One of the newsletters I get said something like "natural disasters are terrible for the economy but great for GDP." EDIT: Found it. Natural disasters are never good for the economy, but they can cause a temporary increase to GDP.Reader Craig Pierce of Corpus Christi kindly sent me a Morgan Stanley report on this topic. I thought its first sentence was unintentionally hilarious:
If ever there was an argument against capitalism...

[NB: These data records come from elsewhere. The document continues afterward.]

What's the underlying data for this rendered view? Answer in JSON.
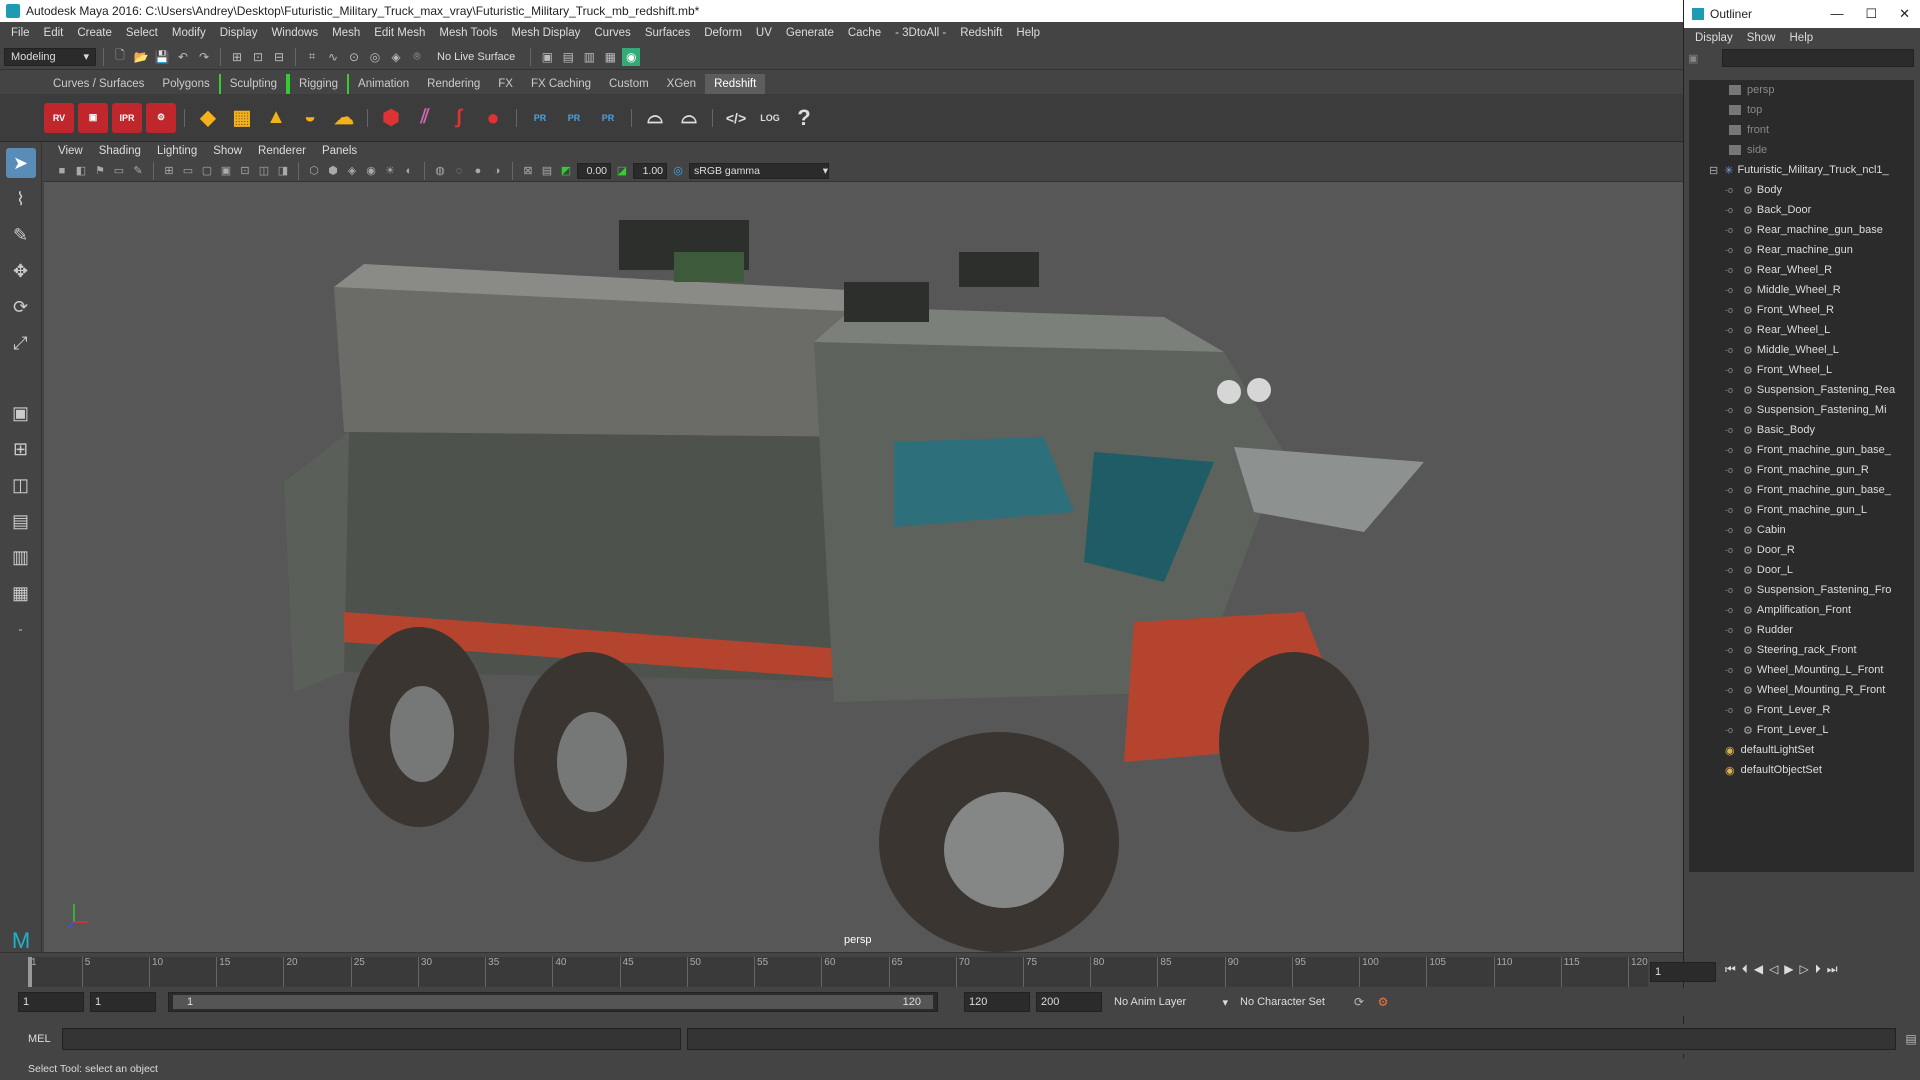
{
  "window": {
    "title": "Autodesk Maya 2016: C:\\Users\\Andrey\\Desktop\\Futuristic_Military_Truck_max_vray\\Futuristic_Military_Truck_mb_redshift.mb*"
  },
  "menu": [
    "File",
    "Edit",
    "Create",
    "Select",
    "Modify",
    "Display",
    "Windows",
    "Mesh",
    "Edit Mesh",
    "Mesh Tools",
    "Mesh Display",
    "Curves",
    "Surfaces",
    "Deform",
    "UV",
    "Generate",
    "Cache",
    "- 3DtoAll -",
    "Redshift",
    "Help"
  ],
  "status": {
    "mode": "Modeling",
    "live_surface": "No Live Surface"
  },
  "shelf_tabs": [
    "Curves / Surfaces",
    "Polygons",
    "Sculpting",
    "Rigging",
    "Animation",
    "Rendering",
    "FX",
    "FX Caching",
    "Custom",
    "XGen",
    "Redshift"
  ],
  "shelf_labels": {
    "rv": "RV",
    "ipr": "IPR",
    "pr1": "PR",
    "pr2": "PR",
    "pr3": "PR",
    "log": "LOG",
    "help": "?"
  },
  "panel_menu": [
    "View",
    "Shading",
    "Lighting",
    "Show",
    "Renderer",
    "Panels"
  ],
  "panel_tools": {
    "exposure": "0.00",
    "gamma_value": "1.00",
    "color_space": "sRGB gamma"
  },
  "viewport": {
    "camera_label": "persp"
  },
  "outliner": {
    "title": "Outliner",
    "menu": [
      "Display",
      "Show",
      "Help"
    ],
    "cameras": [
      "persp",
      "top",
      "front",
      "side"
    ],
    "root": "Futuristic_Military_Truck_ncl1_",
    "children": [
      "Body",
      "Back_Door",
      "Rear_machine_gun_base",
      "Rear_machine_gun",
      "Rear_Wheel_R",
      "Middle_Wheel_R",
      "Front_Wheel_R",
      "Rear_Wheel_L",
      "Middle_Wheel_L",
      "Front_Wheel_L",
      "Suspension_Fastening_Rea",
      "Suspension_Fastening_Mi",
      "Basic_Body",
      "Front_machine_gun_base_",
      "Front_machine_gun_R",
      "Front_machine_gun_base_",
      "Front_machine_gun_L",
      "Cabin",
      "Door_R",
      "Door_L",
      "Suspension_Fastening_Fro",
      "Amplification_Front",
      "Rudder",
      "Steering_rack_Front",
      "Wheel_Mounting_L_Front",
      "Wheel_Mounting_R_Front",
      "Front_Lever_R",
      "Front_Lever_L"
    ],
    "sets": [
      "defaultLightSet",
      "defaultObjectSet"
    ]
  },
  "timeline": {
    "ticks": [
      "1",
      "5",
      "10",
      "15",
      "20",
      "25",
      "30",
      "35",
      "40",
      "45",
      "50",
      "55",
      "60",
      "65",
      "70",
      "75",
      "80",
      "85",
      "90",
      "95",
      "100",
      "105",
      "110",
      "115",
      "120"
    ],
    "current_frame": "1"
  },
  "range": {
    "start": "1",
    "start2": "1",
    "slider_start": "1",
    "slider_end": "120",
    "end": "120",
    "end2": "200",
    "anim_layer": "No Anim Layer",
    "char_set": "No Character Set"
  },
  "command": {
    "lang": "MEL"
  },
  "help_line": "Select Tool: select an object"
}
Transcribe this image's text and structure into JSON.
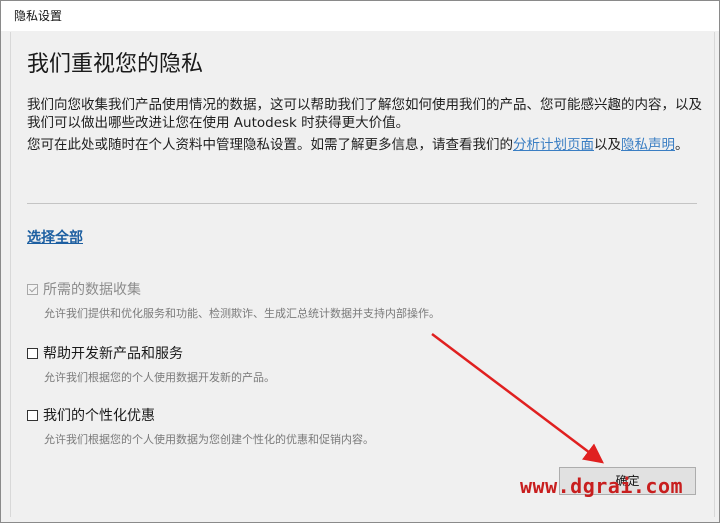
{
  "window": {
    "title": "隐私设置"
  },
  "main": {
    "heading": "我们重视您的隐私",
    "para1": "我们向您收集我们产品使用情况的数据，这可以帮助我们了解您如何使用我们的产品、您可能感兴趣的内容，以及我们可以做出哪些改进让您在使用 Autodesk 时获得更大价值。",
    "para2_prefix": "您可在此处或随时在个人资料中管理隐私设置。如需了解更多信息，请查看我们的",
    "link_analytics": "分析计划页面",
    "para2_mid": "以及",
    "link_privacy": "隐私声明",
    "para2_suffix": "。",
    "select_all": "选择全部",
    "options": [
      {
        "label": "所需的数据收集",
        "desc": "允许我们提供和优化服务和功能、检测欺诈、生成汇总统计数据并支持内部操作。",
        "checked": true,
        "disabled": true
      },
      {
        "label": "帮助开发新产品和服务",
        "desc": "允许我们根据您的个人使用数据开发新的产品。",
        "checked": false,
        "disabled": false
      },
      {
        "label": "我们的个性化优惠",
        "desc": "允许我们根据您的个人使用数据为您创建个性化的优惠和促销内容。",
        "checked": false,
        "disabled": false
      }
    ],
    "confirm_label": "确定"
  },
  "watermark": "www.dgrai.com",
  "colors": {
    "link": "#3a7ec3",
    "select_all": "#1d5fa1",
    "arrow": "#e02020",
    "watermark": "#c81e1e"
  }
}
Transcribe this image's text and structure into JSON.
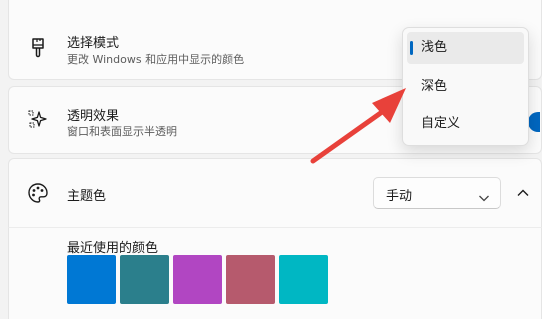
{
  "settings": {
    "mode": {
      "title": "选择模式",
      "subtitle": "更改 Windows 和应用中显示的颜色",
      "icon": "paintbrush-icon"
    },
    "transparency": {
      "title": "透明效果",
      "subtitle": "窗口和表面显示半透明",
      "icon": "sparkle-icon",
      "toggle_on": true
    },
    "accent": {
      "title": "主题色",
      "icon": "palette-icon",
      "dropdown_value": "手动",
      "recent_label": "最近使用的颜色",
      "recent_colors": [
        "#0078d4",
        "#2b7f8c",
        "#b146c2",
        "#b65a6d",
        "#00b7c3"
      ]
    }
  },
  "mode_menu": {
    "options": [
      "浅色",
      "深色",
      "自定义"
    ],
    "selected_index": 0
  },
  "colors": {
    "accent": "#0067c0",
    "arrow": "#e8413a"
  }
}
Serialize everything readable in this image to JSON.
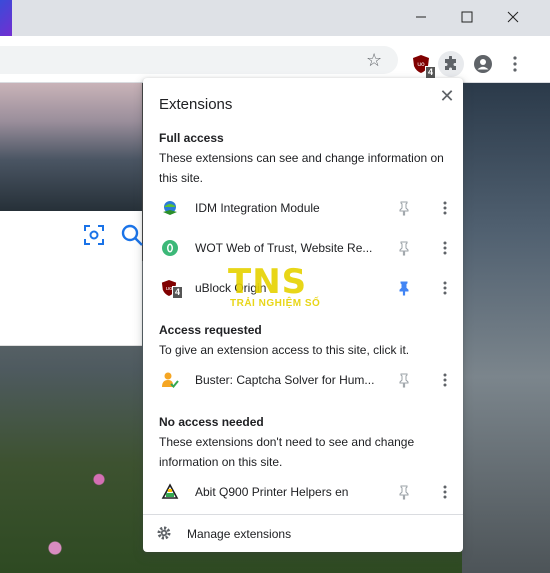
{
  "window": {
    "minimize_icon": "minimize-icon",
    "maximize_icon": "maximize-icon",
    "close_icon": "close-icon"
  },
  "toolbar": {
    "bookmark_icon": "star-icon",
    "ublock_badge": "4",
    "extensions_icon": "puzzle-icon",
    "profile_icon": "avatar-icon",
    "menu_icon": "more-vertical-icon"
  },
  "popup": {
    "title": "Extensions",
    "close_label": "✕",
    "sections": {
      "full_access": {
        "title": "Full access",
        "desc": "These extensions can see and change information on this site."
      },
      "access_requested": {
        "title": "Access requested",
        "desc": "To give an extension access to this site, click it."
      },
      "no_access": {
        "title": "No access needed",
        "desc": "These extensions don't need to see and change information on this site."
      }
    },
    "extensions": [
      {
        "name": "IDM Integration Module",
        "icon": "idm-icon",
        "pinned": false
      },
      {
        "name": "WOT Web of Trust, Website Re...",
        "icon": "wot-icon",
        "pinned": false
      },
      {
        "name": "uBlock Origin",
        "icon": "ublock-icon",
        "pinned": true,
        "badge": "4"
      },
      {
        "name": "Buster: Captcha Solver for Hum...",
        "icon": "buster-icon",
        "pinned": false
      },
      {
        "name": "Abit Q900 Printer Helpers en",
        "icon": "printer-icon",
        "pinned": false
      }
    ],
    "footer": {
      "manage_label": "Manage extensions"
    }
  },
  "watermark": {
    "big": "TNS",
    "small": "TRẢI NGHIỆM SỐ"
  },
  "colors": {
    "pin_active": "#4285f4",
    "pin_inactive": "#9aa0a6",
    "ublock_red": "#800000",
    "wot_green": "#3cb878"
  }
}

Well, an argument against lying through statistics. It's like the unemployment rate: it's crazy low right now yet wages aren't moving. This is due to the fact that "unemployed", from a statistical, government-reporting sense, means "has not had a job of any kind for the past three weeks and is actively seeking employment of any kind within the past seven days." If you don't submit a resume this week, you aren't unemployed. If you chop wood for your neighbor for a dollar, you aren't unemployed. Those guys that stop sending out resumes because it's pointless? They aren't unemployed. They're "discouraged workers" and they count differently. But "discouraged workers" don't tie into the Phillips curve, which the Fed uses to adjust interest rates. The Phillips curve only gives a fuck about inflation and unemployment, as defined by Milton Fucking Friedman, the guy who said "if you fuckers actually valued the environment you'd pass more laws to make it harder for guys like me to fuck it over" (not an actual quote). So not so much an argument against capitalism as an argument against Chicago School economics.